Last night I boarded a sleeper bus. I had never heard of such a thing, Instead of seats, they have beds. Cool idea. They were long enough for me. They consisted of about 4 and a half feet of flat cushion, and then about a foot of rising head support at one end and about a foot of foot space at the other. Your feet are underneath the next guys head!!! (and the guy behind you has his feet under yours, of course).

 

I don't know why they bothered to call it a sleeper bus. Mine left Urumqi about three minutes early (20:57), pulled across the street, and sat there for thirty minutes while more people got on.  Then, we drove off into the gathering sunset, and after 40 minutes stopped for dinner or something. If you have ever taken a bus overnight like this,  you know the important thing is to memorize what bus you are on, so that when you wander off to use the bathroom during a break, you get back to the right bus. I forgot to do so. But I remembered quickly, ran back and memorized my bus. It was the goldish-gray one right next to the white one that was not parked right. Then I went to the bathroom—I won't tell you about that in the blog, but it was pretty interesting—and came back. My bus was gone. I ran to the next bus (there were twenty maybe at the stop), but that was not it. I ran back and forth a few times, and just before bursting into tears,  a nice Muslim man and his friend, grabbed me. Apparently I had memorized the wrong bus…..Mine was the white bus that had parked funny—my stuff was safe. I hugged my bus (or at least its windshield wiper) while my Muslim friends laughed.

 

I slept well enough, I guess. But  the ride was not easy. We had to cross a huge pass, and the road was under construction for more than three hours of the twelve hour ride. Then a few shared taxis, and three hours in border formalities, and I was out and heading to Alma-Ata, Kazakhstan. The area reminds me of California. It is curious. Terrain kinda like our desert, but lush and green. Hard to explain.  Its is a desert, but watered by 15,000 foot mountains surrounding it.

 

One story of annoyingness: Trying to get out of China, one of the last border authorities notices my computer. And calls over a higher authority. The higher authority calls over an inspector, who has me start my computer to check if I have anything objectionable on it.
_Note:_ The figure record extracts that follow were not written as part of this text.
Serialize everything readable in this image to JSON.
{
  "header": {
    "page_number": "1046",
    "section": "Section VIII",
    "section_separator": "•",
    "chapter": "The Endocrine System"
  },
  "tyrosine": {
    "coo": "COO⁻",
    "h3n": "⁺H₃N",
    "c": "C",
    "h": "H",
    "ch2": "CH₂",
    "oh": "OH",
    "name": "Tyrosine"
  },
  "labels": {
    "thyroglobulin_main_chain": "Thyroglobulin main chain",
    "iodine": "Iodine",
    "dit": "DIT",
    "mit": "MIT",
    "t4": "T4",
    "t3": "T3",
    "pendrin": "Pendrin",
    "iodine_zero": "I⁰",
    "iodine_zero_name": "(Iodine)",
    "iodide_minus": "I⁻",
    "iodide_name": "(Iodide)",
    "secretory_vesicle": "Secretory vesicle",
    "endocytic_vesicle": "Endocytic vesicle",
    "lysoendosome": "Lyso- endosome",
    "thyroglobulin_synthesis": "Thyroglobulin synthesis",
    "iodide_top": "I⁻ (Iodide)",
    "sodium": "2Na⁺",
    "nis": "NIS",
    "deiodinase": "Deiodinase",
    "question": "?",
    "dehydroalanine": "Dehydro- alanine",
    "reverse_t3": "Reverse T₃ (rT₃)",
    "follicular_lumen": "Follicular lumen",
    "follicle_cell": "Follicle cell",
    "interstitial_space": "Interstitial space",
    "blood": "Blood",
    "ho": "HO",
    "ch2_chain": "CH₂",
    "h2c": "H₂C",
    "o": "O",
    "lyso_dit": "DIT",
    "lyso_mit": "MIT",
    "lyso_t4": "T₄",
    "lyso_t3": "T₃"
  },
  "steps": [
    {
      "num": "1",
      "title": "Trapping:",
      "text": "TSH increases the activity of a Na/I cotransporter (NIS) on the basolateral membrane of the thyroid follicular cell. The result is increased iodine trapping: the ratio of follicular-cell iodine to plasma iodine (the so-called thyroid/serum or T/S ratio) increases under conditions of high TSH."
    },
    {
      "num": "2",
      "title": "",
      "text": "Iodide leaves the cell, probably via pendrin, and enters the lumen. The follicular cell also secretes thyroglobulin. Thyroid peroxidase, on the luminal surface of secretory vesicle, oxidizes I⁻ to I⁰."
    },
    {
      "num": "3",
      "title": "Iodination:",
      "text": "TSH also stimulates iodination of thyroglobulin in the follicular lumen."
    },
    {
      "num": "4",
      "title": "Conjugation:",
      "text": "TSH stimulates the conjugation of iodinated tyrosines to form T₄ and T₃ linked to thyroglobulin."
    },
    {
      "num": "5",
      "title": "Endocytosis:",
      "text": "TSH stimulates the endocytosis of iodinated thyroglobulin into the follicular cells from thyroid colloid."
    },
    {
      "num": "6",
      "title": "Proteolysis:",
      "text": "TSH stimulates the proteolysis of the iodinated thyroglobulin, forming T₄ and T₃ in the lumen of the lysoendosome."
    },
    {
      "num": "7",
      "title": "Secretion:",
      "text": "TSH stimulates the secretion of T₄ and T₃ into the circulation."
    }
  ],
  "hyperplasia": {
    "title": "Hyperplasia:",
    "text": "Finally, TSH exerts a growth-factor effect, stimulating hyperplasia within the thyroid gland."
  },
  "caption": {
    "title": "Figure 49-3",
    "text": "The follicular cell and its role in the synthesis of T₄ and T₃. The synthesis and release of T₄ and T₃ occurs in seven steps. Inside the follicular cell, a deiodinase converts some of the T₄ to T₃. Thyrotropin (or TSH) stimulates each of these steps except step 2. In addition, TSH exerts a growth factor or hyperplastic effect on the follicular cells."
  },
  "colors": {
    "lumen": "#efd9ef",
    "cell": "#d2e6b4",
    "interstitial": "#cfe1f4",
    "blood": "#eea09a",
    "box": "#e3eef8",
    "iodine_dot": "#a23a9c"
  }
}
He calls up all the picture files to see if I have anything from Urumqi with the soldiers (There were lots of soldiers in the streets.).  He went straight to the "MY PICTURES" directory and looked at my astrophotos…..Ok…..then he starts making comments about how slow my processor is. Did I need that from the 19 year old Chinese Border Authority?  Satisfied that I had no objectionable pictures (and for some reason not noticing that he had seen absolutely no pictures of China on the computer at all-- since he was looking at the My Pictures folder, and not the "Asia Pics" desktop folder where I had been storing them). He asked if I had a camera. I pulled out my Canon 20 D…..He says "Oh, an old one. But probably still good." Did I really need that? After checking that there were no Urumqi soldiers on the card, he figured I was a good guy, and told me so, and that I was free to go.

 

I did not bother to tell him that my Urumqi soldier pictures and movies (what few I had) were on the other camera in my pocket.